NPU搭載の車載マイコンが登場
STMicroelectronics(STマイクロエレクトロニクス)は2月10日、車載エッジインテリジェンス向けに組み込みAIアクセラレータを集積した車載用マイクロコントローラ(マイコン)「Stellar P3E」を発表した。
次世代のSDV(ソフトウェア定義型自動車)向けに設計された同製品は、主にX-in-1に対する複数の電子制御ユニット(ECU)の多機能統合を簡略化することを可能とすることをターゲットとしている。

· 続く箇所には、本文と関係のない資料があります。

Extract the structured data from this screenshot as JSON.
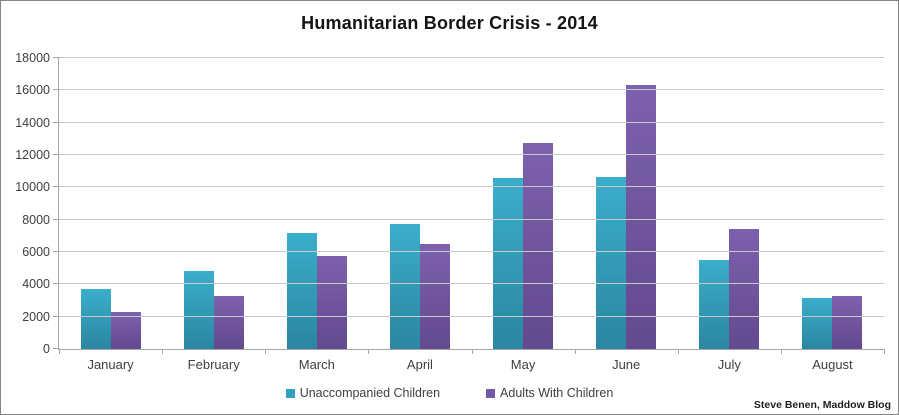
{
  "title": "Humanitarian Border Crisis - 2014",
  "attribution": "Steve Benen, Maddow Blog",
  "chart_data": {
    "type": "bar",
    "title": "Humanitarian Border Crisis - 2014",
    "categories": [
      "January",
      "February",
      "March",
      "April",
      "May",
      "June",
      "July",
      "August"
    ],
    "series": [
      {
        "name": "Unaccompanied Children",
        "color": "#31a3c1",
        "color_top": "#3aaecb",
        "color_bottom": "#2b86a1",
        "values": [
          3706,
          4845,
          7176,
          7702,
          10578,
          10626,
          5501,
          3141
        ]
      },
      {
        "name": "Adults With Children",
        "color": "#7458a5",
        "color_top": "#7d61ae",
        "color_bottom": "#63498e",
        "values": [
          2287,
          3281,
          5754,
          6513,
          12772,
          16330,
          7410,
          3295
        ]
      }
    ],
    "xlabel": "",
    "ylabel": "",
    "ylim": [
      0,
      18000
    ],
    "ytick_step": 2000,
    "grid": true,
    "legend_position": "bottom"
  }
}
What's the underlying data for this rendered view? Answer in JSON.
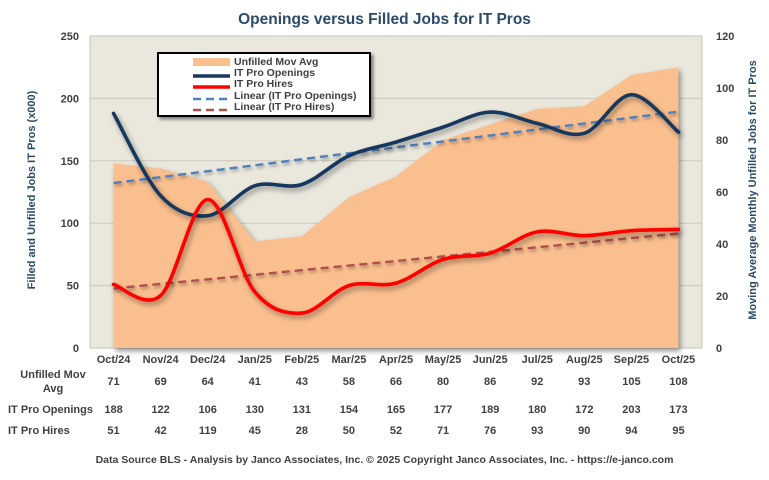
{
  "chart_data": {
    "type": "combo-area-line",
    "title": "Openings versus Filled Jobs for IT Pros",
    "categories": [
      "Oct/24",
      "Nov/24",
      "Dec/24",
      "Jan/25",
      "Feb/25",
      "Mar/25",
      "Apr/25",
      "May/25",
      "Jun/25",
      "Jul/25",
      "Aug/25",
      "Sep/25",
      "Oct/25"
    ],
    "series": [
      {
        "name": "Unfilled Mov Avg",
        "type": "area",
        "axis": "right",
        "color": "#FABF8F",
        "values": [
          71,
          69,
          64,
          41,
          43,
          58,
          66,
          80,
          86,
          92,
          93,
          105,
          108
        ]
      },
      {
        "name": "IT Pro Openings",
        "type": "line",
        "axis": "left",
        "color": "#17375E",
        "values": [
          188,
          122,
          106,
          130,
          131,
          154,
          165,
          177,
          189,
          180,
          172,
          203,
          173
        ]
      },
      {
        "name": "IT Pro Hires",
        "type": "line",
        "axis": "left",
        "color": "#FF0000",
        "values": [
          51,
          42,
          119,
          45,
          28,
          50,
          52,
          71,
          76,
          93,
          90,
          94,
          95
        ]
      },
      {
        "name": "Linear (IT Pro Openings)",
        "type": "linear-trendline",
        "source_series": 1,
        "axis": "left",
        "color": "#4F81BD"
      },
      {
        "name": "Linear (IT Pro Hires)",
        "type": "linear-trendline",
        "source_series": 2,
        "axis": "left",
        "color": "#B0504D"
      }
    ],
    "axes": {
      "left": {
        "title": "Filled and Unfilled Jobs IT Pros (x000)",
        "min": 0,
        "max": 250,
        "step": 50,
        "ticks": [
          0,
          50,
          100,
          150,
          200,
          250
        ]
      },
      "right": {
        "title": "Moving Average Monthly Unfilled Jobs for IT Pros",
        "min": 0,
        "max": 120,
        "step": 20,
        "ticks": [
          0,
          20,
          40,
          60,
          80,
          100,
          120
        ]
      }
    },
    "grid": {
      "horizontal": true,
      "follows_axis": "left"
    },
    "legend": {
      "position": "inside-top-left"
    },
    "data_table": {
      "row_label_lines": [
        [
          "Unfilled Mov",
          "Avg"
        ],
        [
          "IT Pro Openings"
        ],
        [
          "IT Pro Hires"
        ]
      ],
      "row_series": [
        0,
        1,
        2
      ]
    },
    "colors": {
      "plot_background": "#EAE8DD",
      "gridline": "#CBC9BE",
      "plot_border": "#C5C3B8",
      "text": "#3F3F3F",
      "title_text": "#2B4A68"
    }
  },
  "footer": {
    "note": "Data Source BLS - Analysis by Janco Associates, Inc. © 2025 Copyright Janco Associates, Inc. - https://e-janco.com"
  }
}
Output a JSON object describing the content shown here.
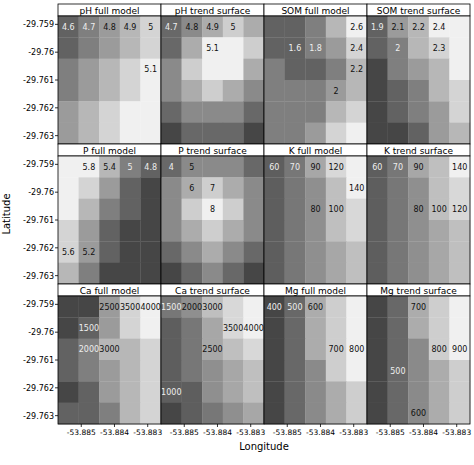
{
  "chart_data": {
    "type": "contour",
    "xlabel": "Longitude",
    "ylabel": "Latitude",
    "xlim": [
      -53.8857,
      -53.8826
    ],
    "ylim": [
      -29.7633,
      -29.7587
    ],
    "xticks": [
      -53.885,
      -53.884,
      -53.883
    ],
    "yticks": [
      -29.759,
      -29.76,
      -29.761,
      -29.762,
      -29.763
    ],
    "panels": [
      {
        "title": "pH full model",
        "levels": [
          4.6,
          4.7,
          4.8,
          4.9,
          5.0,
          5.1
        ],
        "cells": [
          [
            4.6,
            4.7,
            4.8,
            4.9,
            5.0
          ],
          [
            4.6,
            4.7,
            4.8,
            4.9,
            5.0
          ],
          [
            4.7,
            4.8,
            4.9,
            5.0,
            5.1
          ],
          [
            4.7,
            4.8,
            4.9,
            5.0,
            5.1
          ],
          [
            4.8,
            4.9,
            5.0,
            5.1,
            5.2
          ],
          [
            4.8,
            4.9,
            5.0,
            5.1,
            5.2
          ]
        ]
      },
      {
        "title": "pH trend surface",
        "levels": [
          4.7,
          4.8,
          4.9,
          5.0,
          5.1
        ],
        "cells": [
          [
            4.7,
            4.8,
            4.9,
            5.0,
            4.9
          ],
          [
            4.7,
            4.9,
            5.1,
            5.2,
            5.0
          ],
          [
            4.8,
            5.0,
            5.2,
            5.1,
            4.9
          ],
          [
            4.8,
            4.9,
            5.0,
            4.9,
            4.8
          ],
          [
            4.7,
            4.8,
            4.8,
            4.8,
            4.7
          ],
          [
            4.6,
            4.7,
            4.7,
            4.7,
            4.6
          ]
        ]
      },
      {
        "title": "SOM full model",
        "levels": [
          1.6,
          1.8,
          2.0,
          2.2,
          2.4,
          2.6
        ],
        "cells": [
          [
            1.7,
            1.7,
            1.9,
            2.3,
            2.6
          ],
          [
            1.7,
            1.6,
            1.8,
            2.1,
            2.4
          ],
          [
            1.8,
            1.7,
            1.7,
            1.9,
            2.2
          ],
          [
            1.8,
            1.8,
            1.8,
            2.0,
            2.3
          ],
          [
            1.9,
            1.8,
            1.9,
            2.2,
            2.5
          ],
          [
            1.9,
            1.9,
            2.0,
            2.4,
            2.6
          ]
        ]
      },
      {
        "title": "SOM trend surface",
        "levels": [
          1.9,
          2.0,
          2.1,
          2.2,
          2.3,
          2.4
        ],
        "cells": [
          [
            1.9,
            2.1,
            2.2,
            2.4,
            2.5
          ],
          [
            1.9,
            2.0,
            2.2,
            2.3,
            2.4
          ],
          [
            1.8,
            2.0,
            2.1,
            2.2,
            2.4
          ],
          [
            1.8,
            1.9,
            2.0,
            2.2,
            2.3
          ],
          [
            1.8,
            1.9,
            2.0,
            2.1,
            2.3
          ],
          [
            1.7,
            1.8,
            1.9,
            2.1,
            2.2
          ]
        ]
      },
      {
        "title": "P full model",
        "levels": [
          4.8,
          5.0,
          5.2,
          5.4,
          5.6,
          5.8
        ],
        "cells": [
          [
            5.9,
            5.8,
            5.4,
            5.0,
            4.8
          ],
          [
            5.9,
            5.7,
            5.3,
            4.9,
            4.7
          ],
          [
            5.8,
            5.5,
            5.1,
            4.8,
            4.6
          ],
          [
            5.7,
            5.3,
            4.9,
            4.7,
            4.6
          ],
          [
            5.6,
            5.2,
            4.8,
            4.6,
            4.5
          ],
          [
            5.5,
            5.0,
            4.7,
            4.5,
            4.4
          ]
        ]
      },
      {
        "title": "P trend surface",
        "levels": [
          4,
          5,
          6,
          7,
          8
        ],
        "cells": [
          [
            4,
            5,
            5,
            5,
            4
          ],
          [
            5,
            6,
            7,
            6,
            5
          ],
          [
            5,
            7,
            8.5,
            7,
            5
          ],
          [
            5,
            6,
            7,
            6,
            5
          ],
          [
            4,
            5,
            6,
            5,
            4
          ],
          [
            3,
            4,
            5,
            4,
            3
          ]
        ]
      },
      {
        "title": "K full model",
        "levels": [
          60,
          70,
          80,
          90,
          100,
          120,
          140
        ],
        "cells": [
          [
            60,
            70,
            90,
            120,
            150
          ],
          [
            60,
            70,
            85,
            110,
            140
          ],
          [
            60,
            70,
            80,
            100,
            130
          ],
          [
            60,
            70,
            80,
            100,
            120
          ],
          [
            60,
            70,
            80,
            90,
            110
          ],
          [
            60,
            70,
            80,
            90,
            110
          ]
        ]
      },
      {
        "title": "K trend surface",
        "levels": [
          60,
          70,
          80,
          90,
          100,
          120,
          140
        ],
        "cells": [
          [
            60,
            70,
            90,
            110,
            140
          ],
          [
            60,
            70,
            85,
            105,
            130
          ],
          [
            60,
            70,
            80,
            100,
            125
          ],
          [
            60,
            70,
            80,
            95,
            115
          ],
          [
            60,
            70,
            80,
            90,
            110
          ],
          [
            60,
            70,
            80,
            90,
            105
          ]
        ]
      },
      {
        "title": "Ca full model",
        "levels": [
          1500,
          2000,
          2500,
          3000,
          3500,
          4000
        ],
        "cells": [
          [
            1000,
            1200,
            2500,
            3500,
            4000
          ],
          [
            1200,
            1500,
            2800,
            3600,
            4000
          ],
          [
            1500,
            2000,
            3000,
            3400,
            3700
          ],
          [
            1500,
            2200,
            2800,
            3200,
            3600
          ],
          [
            1400,
            1800,
            2600,
            3000,
            3500
          ],
          [
            1500,
            1700,
            2400,
            3000,
            3500
          ]
        ]
      },
      {
        "title": "Ca trend surface",
        "levels": [
          1000,
          1500,
          2000,
          2500,
          3000,
          3500,
          4000
        ],
        "cells": [
          [
            1500,
            2000,
            3000,
            3800,
            4200
          ],
          [
            1300,
            1800,
            2800,
            3500,
            4000
          ],
          [
            1200,
            1700,
            2500,
            3200,
            3600
          ],
          [
            1100,
            1500,
            2200,
            2800,
            3200
          ],
          [
            1000,
            1300,
            2000,
            2600,
            3000
          ],
          [
            900,
            1200,
            1800,
            2400,
            2800
          ]
        ]
      },
      {
        "title": "Mg full model",
        "levels": [
          400,
          500,
          600,
          700,
          800
        ],
        "cells": [
          [
            350,
            450,
            600,
            750,
            850
          ],
          [
            350,
            450,
            600,
            750,
            850
          ],
          [
            350,
            450,
            600,
            700,
            800
          ],
          [
            350,
            450,
            580,
            700,
            800
          ],
          [
            350,
            450,
            560,
            680,
            780
          ],
          [
            350,
            450,
            550,
            650,
            750
          ]
        ]
      },
      {
        "title": "Mg trend surface",
        "levels": [
          500,
          600,
          700,
          800,
          900
        ],
        "cells": [
          [
            400,
            550,
            700,
            850,
            950
          ],
          [
            400,
            550,
            700,
            820,
            920
          ],
          [
            400,
            520,
            680,
            800,
            900
          ],
          [
            400,
            500,
            650,
            780,
            880
          ],
          [
            400,
            500,
            630,
            750,
            850
          ],
          [
            400,
            500,
            620,
            730,
            830
          ]
        ]
      }
    ]
  }
}
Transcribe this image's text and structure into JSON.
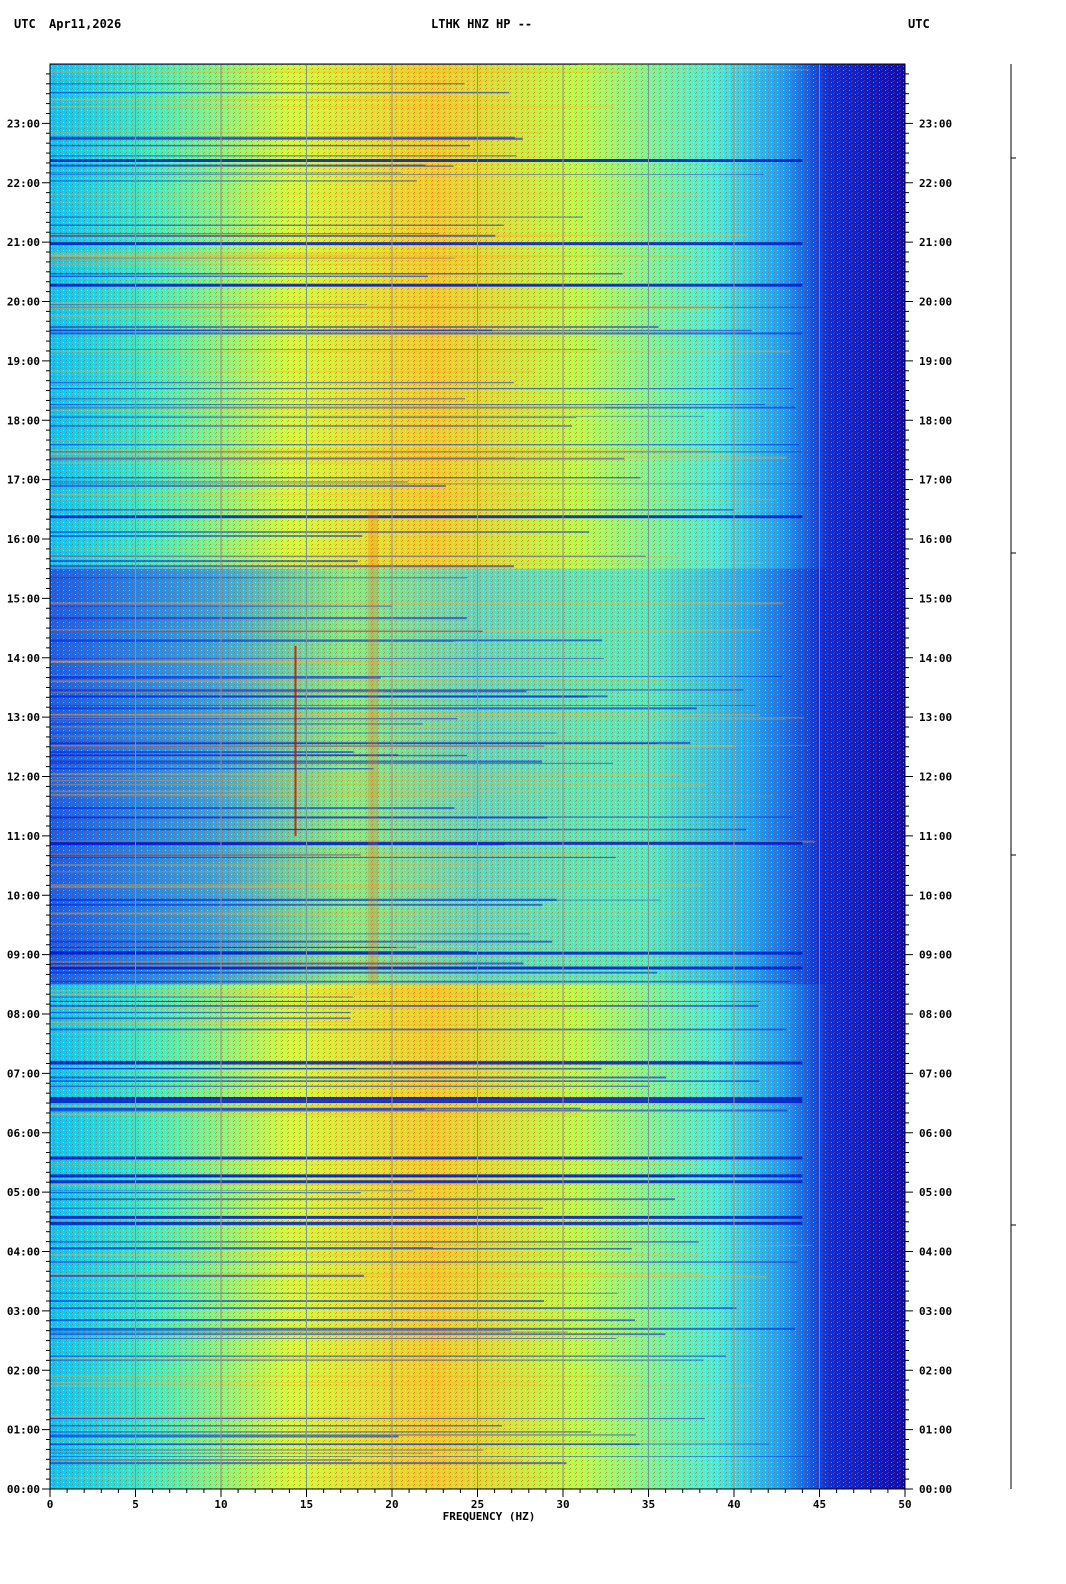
{
  "header": {
    "left_tz": "UTC",
    "date": "Apr11,2026",
    "station": "LTHK HNZ HP --",
    "right_tz": "UTC"
  },
  "chart_data": {
    "type": "heatmap",
    "xlabel": "FREQUENCY (HZ)",
    "xlim": [
      0,
      50
    ],
    "x_ticks": [
      "0",
      "5",
      "10",
      "15",
      "20",
      "25",
      "30",
      "35",
      "40",
      "45",
      "50"
    ],
    "y_ticks": [
      "00:00",
      "01:00",
      "02:00",
      "03:00",
      "04:00",
      "05:00",
      "06:00",
      "07:00",
      "08:00",
      "09:00",
      "10:00",
      "11:00",
      "12:00",
      "13:00",
      "14:00",
      "15:00",
      "16:00",
      "17:00",
      "18:00",
      "19:00",
      "20:00",
      "21:00",
      "22:00",
      "23:00"
    ],
    "ylim_hours": [
      0,
      24
    ],
    "grid": true,
    "colors": {
      "background_deep": "#0010c8",
      "low": "#1a3cff",
      "mid_low": "#00b4ff",
      "mid": "#40ffd0",
      "mid_high": "#ffff30",
      "high": "#ff8000",
      "peak": "#e00000"
    }
  }
}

CPUにはCortex-R52+、NPUには独自のNeural-ARTを採用
Arm Cortex-R52+コア(動作周波数500MHz)を最大4つ(Split-LockとLock-Stepを組み合わせた構成で4コア/チェッカーコア×2としての利用もしくは3コア/チェッカーコア×3での利用が可能)と、独自NPUであるのNeural-ARTアクセラレータを1チップ上に搭載。マイクロ秒の速さで推論を処理し、従来のマイコンのコアプロセッサと比較して最大30倍の効率を実現することが可能で、これにより予知保全やスマートセンシングなどのリアルタイム機能を支える常時オンかつ低消費電力のAIを実現することができるようになり、幅広いアプリケーションに多くのメリットをもたらすという。
また、内蔵メモリにPCMベースの「xMemory」を採用したことで、従来の内蔵Flashメモリの2倍の密度を実現。車載環境向けに品質信頼性認定も取得済みで、ソフトウェアストレージをダイナミックに拡張できるため、ハードウェアを再設計することなく新機能を取り込み、ソフトウェアを更新することを可能とするともしている。
なお、同製品は2026年第4四半期より量産が開始される予定。同社によると、すでにサンプルについてはアーリーカスタマに提供済みで、さまざまなシステム開発が進められている模様だという。